As an early adolescent my grandma allowed me the luxury one pair of pants and two shirts per week to wear to school. We did not have indoor plumbing at the time.
And I can remember one September, driving into Swift Current and buying several new shirts and jeans and two dickeys, one black and one white. Dickeys were the rage in 1966.
At one time in our town (Vanguard, Saskatchewan), all the guys had BRYLCREEM hair, madras shirts, blue laminate jackets, tight jeans with a rat tail comb in the back pocket, and pointed leather shoes.
Then, by the time I had graduated from high school, grease was out and the dry look was in – no more BRYLCREEM. And my girlfriend had bought for me in the latest of fashion, three Alpaca sweaters, an Ebony, an Ivory, and a Midnight Blue.
My university garb was always a Canadian tuxedo, t-shirt and jeans, and hiking boots, except when I did my teaching practicum. During this four month internship, I sold my International half-ton truck, and bought some sports jackets and dress pants to teach alongside my mentors. (I’ll mention that immediately following this period, I was hired as a high school English teacher, then ditched the dress shirts and dress pants, and reverted back to t-shirts and jeans and hiking boots, but kept wrapped in the sports jackets.)
The notion of Enclothed Cognition demonstrates the importance of symbolic association of garments as being the mechanism for altered cognitions. Clothes change the way we think and feel. I feel much different when dressed up for teaching at the university than when dressed down for busking.

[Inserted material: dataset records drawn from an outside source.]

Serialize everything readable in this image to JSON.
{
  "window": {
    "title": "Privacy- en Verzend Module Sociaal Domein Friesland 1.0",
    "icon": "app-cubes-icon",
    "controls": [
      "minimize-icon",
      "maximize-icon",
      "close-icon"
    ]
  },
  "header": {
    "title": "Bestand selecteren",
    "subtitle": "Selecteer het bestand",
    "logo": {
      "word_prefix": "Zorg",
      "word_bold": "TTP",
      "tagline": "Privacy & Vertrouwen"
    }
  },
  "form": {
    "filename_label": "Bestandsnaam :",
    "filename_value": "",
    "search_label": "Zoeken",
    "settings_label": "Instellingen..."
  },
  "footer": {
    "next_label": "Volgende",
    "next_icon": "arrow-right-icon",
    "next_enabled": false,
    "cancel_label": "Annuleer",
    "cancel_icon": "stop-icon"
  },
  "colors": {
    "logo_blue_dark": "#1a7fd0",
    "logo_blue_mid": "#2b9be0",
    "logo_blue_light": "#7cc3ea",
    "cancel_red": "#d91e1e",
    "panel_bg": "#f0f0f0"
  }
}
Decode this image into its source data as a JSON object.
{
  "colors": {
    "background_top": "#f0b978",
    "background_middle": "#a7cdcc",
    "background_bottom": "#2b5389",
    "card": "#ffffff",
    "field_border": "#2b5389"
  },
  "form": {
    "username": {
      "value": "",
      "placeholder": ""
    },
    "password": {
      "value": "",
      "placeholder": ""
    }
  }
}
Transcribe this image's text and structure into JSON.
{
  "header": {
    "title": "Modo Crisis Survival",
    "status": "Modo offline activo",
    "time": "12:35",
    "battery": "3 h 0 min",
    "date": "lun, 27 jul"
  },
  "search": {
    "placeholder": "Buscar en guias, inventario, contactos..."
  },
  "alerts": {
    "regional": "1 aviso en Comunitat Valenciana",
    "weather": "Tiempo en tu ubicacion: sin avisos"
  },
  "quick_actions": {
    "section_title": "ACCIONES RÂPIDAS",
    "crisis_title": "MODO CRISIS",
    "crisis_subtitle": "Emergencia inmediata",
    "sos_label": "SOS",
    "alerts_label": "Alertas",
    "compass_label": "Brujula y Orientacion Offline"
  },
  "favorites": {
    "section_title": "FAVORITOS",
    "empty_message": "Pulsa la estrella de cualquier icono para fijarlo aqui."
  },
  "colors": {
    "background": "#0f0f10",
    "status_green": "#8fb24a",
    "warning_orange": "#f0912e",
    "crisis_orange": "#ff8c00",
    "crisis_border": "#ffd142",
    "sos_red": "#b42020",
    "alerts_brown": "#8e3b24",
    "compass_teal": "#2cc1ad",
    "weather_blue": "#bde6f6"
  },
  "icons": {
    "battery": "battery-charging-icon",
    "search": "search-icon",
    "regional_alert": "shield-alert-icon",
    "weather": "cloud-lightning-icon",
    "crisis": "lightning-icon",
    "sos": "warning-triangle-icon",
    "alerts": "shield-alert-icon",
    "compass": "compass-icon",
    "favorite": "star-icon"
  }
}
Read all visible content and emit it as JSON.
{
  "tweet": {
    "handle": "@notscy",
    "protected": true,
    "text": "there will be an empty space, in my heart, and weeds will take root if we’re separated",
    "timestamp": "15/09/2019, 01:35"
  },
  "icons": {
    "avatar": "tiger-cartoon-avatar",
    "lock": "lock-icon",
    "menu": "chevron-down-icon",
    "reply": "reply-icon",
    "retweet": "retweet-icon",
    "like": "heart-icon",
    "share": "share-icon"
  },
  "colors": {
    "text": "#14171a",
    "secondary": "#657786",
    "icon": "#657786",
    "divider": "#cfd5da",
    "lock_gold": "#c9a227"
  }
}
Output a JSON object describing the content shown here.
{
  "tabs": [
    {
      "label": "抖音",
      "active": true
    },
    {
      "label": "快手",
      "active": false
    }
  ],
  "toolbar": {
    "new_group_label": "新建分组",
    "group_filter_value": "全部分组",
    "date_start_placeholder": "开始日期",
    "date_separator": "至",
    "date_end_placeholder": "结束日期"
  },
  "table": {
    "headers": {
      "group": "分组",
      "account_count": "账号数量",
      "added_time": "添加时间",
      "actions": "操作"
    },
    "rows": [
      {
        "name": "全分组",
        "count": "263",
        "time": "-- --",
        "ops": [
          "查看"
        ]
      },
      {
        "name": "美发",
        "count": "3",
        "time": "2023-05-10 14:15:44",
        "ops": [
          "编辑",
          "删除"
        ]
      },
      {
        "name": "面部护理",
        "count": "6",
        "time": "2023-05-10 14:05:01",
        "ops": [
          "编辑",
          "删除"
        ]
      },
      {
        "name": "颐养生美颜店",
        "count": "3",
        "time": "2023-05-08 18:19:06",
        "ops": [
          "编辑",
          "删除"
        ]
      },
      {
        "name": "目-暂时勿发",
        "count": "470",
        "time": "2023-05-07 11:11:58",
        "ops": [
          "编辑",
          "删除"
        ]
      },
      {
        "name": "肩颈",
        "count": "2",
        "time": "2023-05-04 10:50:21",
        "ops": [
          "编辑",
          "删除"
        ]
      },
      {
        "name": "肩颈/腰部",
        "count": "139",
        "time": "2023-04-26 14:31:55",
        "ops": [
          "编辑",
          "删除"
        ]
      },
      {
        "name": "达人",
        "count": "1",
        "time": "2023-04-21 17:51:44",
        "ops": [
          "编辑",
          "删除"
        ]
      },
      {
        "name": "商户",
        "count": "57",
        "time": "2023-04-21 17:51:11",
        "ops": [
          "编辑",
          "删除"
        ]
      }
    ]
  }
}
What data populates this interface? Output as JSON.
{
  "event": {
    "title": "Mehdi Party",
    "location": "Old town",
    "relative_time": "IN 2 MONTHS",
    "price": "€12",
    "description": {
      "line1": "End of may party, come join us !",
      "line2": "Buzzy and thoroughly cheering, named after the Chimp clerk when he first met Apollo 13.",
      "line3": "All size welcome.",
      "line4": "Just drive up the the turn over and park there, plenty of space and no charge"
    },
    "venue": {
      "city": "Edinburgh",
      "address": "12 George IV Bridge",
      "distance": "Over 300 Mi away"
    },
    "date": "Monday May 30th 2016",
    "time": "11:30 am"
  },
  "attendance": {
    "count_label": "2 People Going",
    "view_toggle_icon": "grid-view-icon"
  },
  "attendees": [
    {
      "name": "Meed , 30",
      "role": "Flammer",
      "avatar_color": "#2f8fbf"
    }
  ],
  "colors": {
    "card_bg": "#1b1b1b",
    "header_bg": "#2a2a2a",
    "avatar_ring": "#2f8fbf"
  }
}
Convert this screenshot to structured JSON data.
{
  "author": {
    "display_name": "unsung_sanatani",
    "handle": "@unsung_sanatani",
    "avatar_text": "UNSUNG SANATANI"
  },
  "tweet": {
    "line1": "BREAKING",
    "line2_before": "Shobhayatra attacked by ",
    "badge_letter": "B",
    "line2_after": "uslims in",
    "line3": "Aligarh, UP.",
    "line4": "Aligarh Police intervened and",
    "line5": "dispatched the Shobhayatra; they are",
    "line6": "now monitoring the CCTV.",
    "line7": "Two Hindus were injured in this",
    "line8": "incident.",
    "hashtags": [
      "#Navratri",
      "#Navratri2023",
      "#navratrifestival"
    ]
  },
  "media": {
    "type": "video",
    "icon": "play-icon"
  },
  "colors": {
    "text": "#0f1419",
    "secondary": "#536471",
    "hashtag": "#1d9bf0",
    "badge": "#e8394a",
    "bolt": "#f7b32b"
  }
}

Whilst standing in front of a university class, my attire cap-a-pie, is hatless, with either a black or white dress shirt, a sports jacket overtop, jeans for pants and brown-polished dress shoes for wheels.
Whilst guitar busking, I often wear a Brixton hat, a tight white t-shirt, worn-out faded blue jeans, and polished-black work boots.
My new gig, sketching pencil portraits, I cover my noggin with a black and white checked bowler, my shirt is always white, long-sleeved, and with a collar. And I wear grey cargo short pants and brown leather sandals.
Enclothed Cognition works for me. If I want to feel happier and more confident --- I wear the right clothes. The garb I choose does make a difference. My raiment doth have that ability to advert my attention to the things I am doing. My attire is akin to an Aesopian fable, conveying innocence to an outsider, but a hidden meaning to me. As a busker, I never want to present my image as being a clochard or cadger. With my guitar I like to present windswept and breezy; while with pencil I like to present a bit more polish.
My CHAUCERIAN PARADE this week has got to begin with the voluptuous cowgirl who pulled up alongside me in her black Dodge Ram as I was guitar busking at VALUE VILLAGE.
“Do you know any Janis Joplin?” she asked.
As I thrummed one out, twisting in her knee-high cowboy boots, she gyrated and grinded against me in her tight satin blouse and skin-tight jeans, while singing her unique version of Me and Bobby McGee. I must confess I was mildly aroused … I mean amused (Freudian slip)!
And I must include some pictures of some of my consumers and their portraitures at the FARMERS’ MARKET:
From birthday suit to swaddling clothes to work-a-day duds ...
Last Saturday at the MARKET was just another day in my costume party life! In fact, by midnight, with my brand new leather barbeque gloves, I had transmogrified from busker to boxer!